There have been deadly heat waves in the southwestern United States and Mexico, Europe and Asia. Scientific quick studies put the blame on human-caused climate change from the burning of coal, oil and natural gas.

File: Men shower at a public beach as they take refuge from a summer heat wave in Tel Aviv, Israel on Thursday, July 13, 2023. (AP/Maya Alleruzzo)

The month was 1.5°C (2.7°F) warmer than pre-industrial times. In 2015, the nations of the world agreed to try to prevent long-term warming — not individual months or even years, but decades — that is 1.5 degrees warmer than pre-industrial times.

Last month was so hot, it was 0.7°C (1.3 degrees Fahrenheit) hotter than the average July from 1991 to 2020, Copernicus said. The world’s oceans were half a degree Celsius (0.9°F) warmer than the previous 30 years and the North Atlantic was 1.05°C (1.9°F) hotter than average. Antarctica set record lows for sea ice, 15% below average for this time of year.

Copernicus’ records go back to 1940. That temperature would be hotter than any month the US National Oceanic and Atmospheric Administration has recorded and its records go back to 1850. But scientists say it’s actually the hottest in a far longer time period.

File: A musician plays an accordion under an umbrella to shelter from the sun at the Duomo cathedral square, in Milan, Italy, Tuesday, July 18, 2023 (AP Photo/Luca Bruno)

“It’s a stunning record and makes it quite clearly the warmest month on Earth in ten thousand years,” said Stefan Rahmstorf, a climate scientist at the Potsdam Institute for Climate Research in Germany. He wasn’t part of the Copernicus team.

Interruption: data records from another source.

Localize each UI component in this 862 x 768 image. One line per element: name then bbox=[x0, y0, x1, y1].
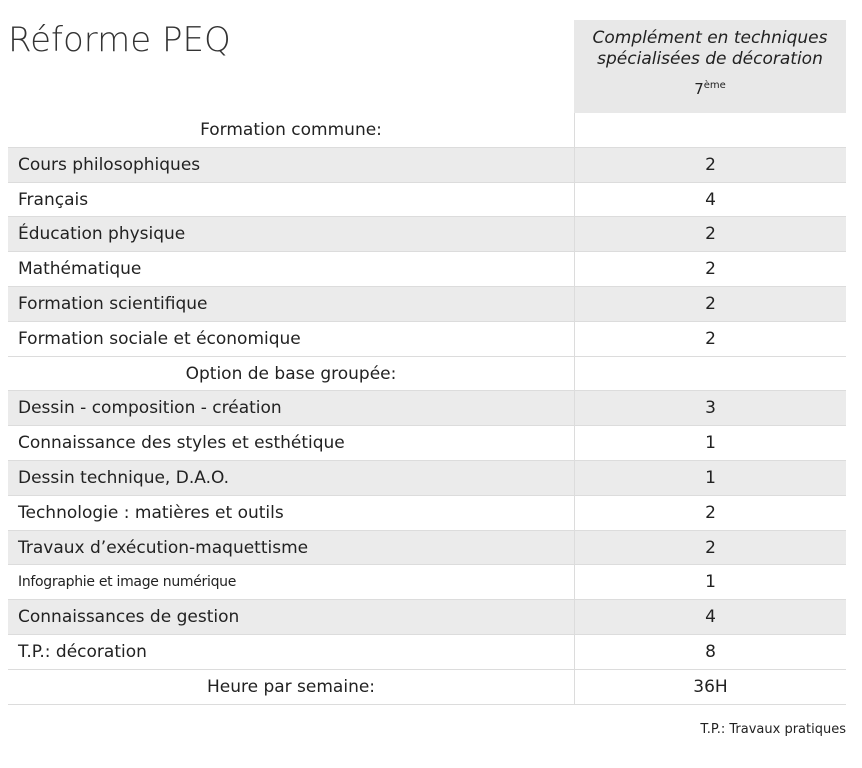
table-row: Technologie : matières et outils 2 bbox=[8, 495, 846, 531]
table-row: Mathématique 2 bbox=[8, 252, 846, 287]
row-label: Mathématique bbox=[18, 259, 142, 280]
table-row: Option de base groupée: bbox=[8, 356, 846, 392]
row-value bbox=[574, 113, 846, 147]
row-label: Travaux d’exécution-maquettisme bbox=[8, 530, 574, 565]
row-value: 2 bbox=[574, 147, 846, 182]
row-value: 4 bbox=[574, 600, 846, 634]
year-number: 7 bbox=[694, 80, 704, 98]
footnote: T.P.: Travaux pratiques bbox=[700, 722, 846, 737]
row-label: Français bbox=[18, 189, 89, 210]
table-row: Dessin technique, D.A.O. 1 bbox=[8, 461, 846, 496]
row-label: Technologie : matières et outils bbox=[18, 502, 284, 523]
table-row: Connaissances de gestion 4 bbox=[8, 600, 846, 635]
column-header: Complément en techniques spécialisées de… bbox=[574, 20, 846, 113]
table-row: Travaux d’exécution-maquettisme 2 bbox=[8, 530, 846, 566]
row-label: Option de base groupée: bbox=[185, 363, 397, 384]
table-row: Connaissance des styles et esthétique 1 bbox=[8, 426, 846, 461]
year-suffix: ème bbox=[703, 80, 726, 91]
row-value: 2 bbox=[574, 287, 846, 321]
table-row: Formation commune: bbox=[8, 113, 846, 148]
row-label: Connaissance des styles et esthétique bbox=[18, 433, 345, 454]
table-row: Infographie et image numérique 1 bbox=[8, 565, 846, 601]
row-label: Formation scientifique bbox=[8, 287, 574, 321]
table-row: T.P.: décoration 8 bbox=[8, 635, 846, 670]
table-row: Français 4 bbox=[8, 182, 846, 218]
column-title: Complément en techniques spécialisées de… bbox=[592, 28, 828, 69]
row-label: T.P.: décoration bbox=[18, 642, 147, 662]
row-label: Formation sociale et économique bbox=[18, 328, 301, 349]
row-value: 1 bbox=[574, 461, 846, 495]
row-value: 1 bbox=[574, 426, 846, 460]
row-label: Dessin - composition - création bbox=[8, 391, 574, 426]
row-value: 8 bbox=[574, 635, 846, 669]
row-label: Formation commune: bbox=[200, 120, 382, 140]
table-row: Cours philosophiques 2 bbox=[8, 147, 846, 183]
row-value bbox=[574, 356, 846, 391]
table-row: Éducation physique 2 bbox=[8, 217, 846, 253]
row-value: 2 bbox=[574, 217, 846, 252]
table-row: Heure par semaine: 36H bbox=[8, 669, 846, 705]
row-value: 4 bbox=[574, 182, 846, 217]
row-label: Éducation physique bbox=[8, 217, 574, 252]
year: 7ème bbox=[574, 80, 846, 98]
row-label: Dessin technique, D.A.O. bbox=[8, 461, 574, 495]
title: Réforme PEQ bbox=[8, 20, 231, 60]
row-value: 1 bbox=[574, 565, 846, 600]
table-row: Dessin - composition - création 3 bbox=[8, 391, 846, 427]
row-label: Heure par semaine: bbox=[206, 676, 376, 697]
row-value: 2 bbox=[574, 252, 846, 286]
table-row: Formation scientifique 2 bbox=[8, 287, 846, 322]
row-label: Connaissances de gestion bbox=[8, 600, 574, 634]
row-value: 2 bbox=[574, 321, 846, 356]
table-row: Formation sociale et économique 2 bbox=[8, 321, 846, 357]
row-label: Cours philosophiques bbox=[8, 147, 574, 182]
row-value: 36H bbox=[574, 669, 846, 704]
row-value: 2 bbox=[574, 495, 846, 530]
row-label: Infographie et image numérique bbox=[18, 574, 237, 591]
row-value: 2 bbox=[574, 530, 846, 565]
row-value: 3 bbox=[574, 391, 846, 426]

Rahmstorf cited studies that use tree rings and other proxies that show present times are the warmest since the beginning of the Holocene Epoch, about 10,000 years ago. And before the Holocene started there was an ice age, so it would be logical to even say this is the warmest record for 120,000 years, he said.

“We should not care about July because it’s a record, but because it won’t be a record for long,” said Imperial College of London climate scientist Friederike Otto. “It’s an indicator of how much we have changed the climate. We are living in a very different world, one that our societies are not adapted to live in very well.”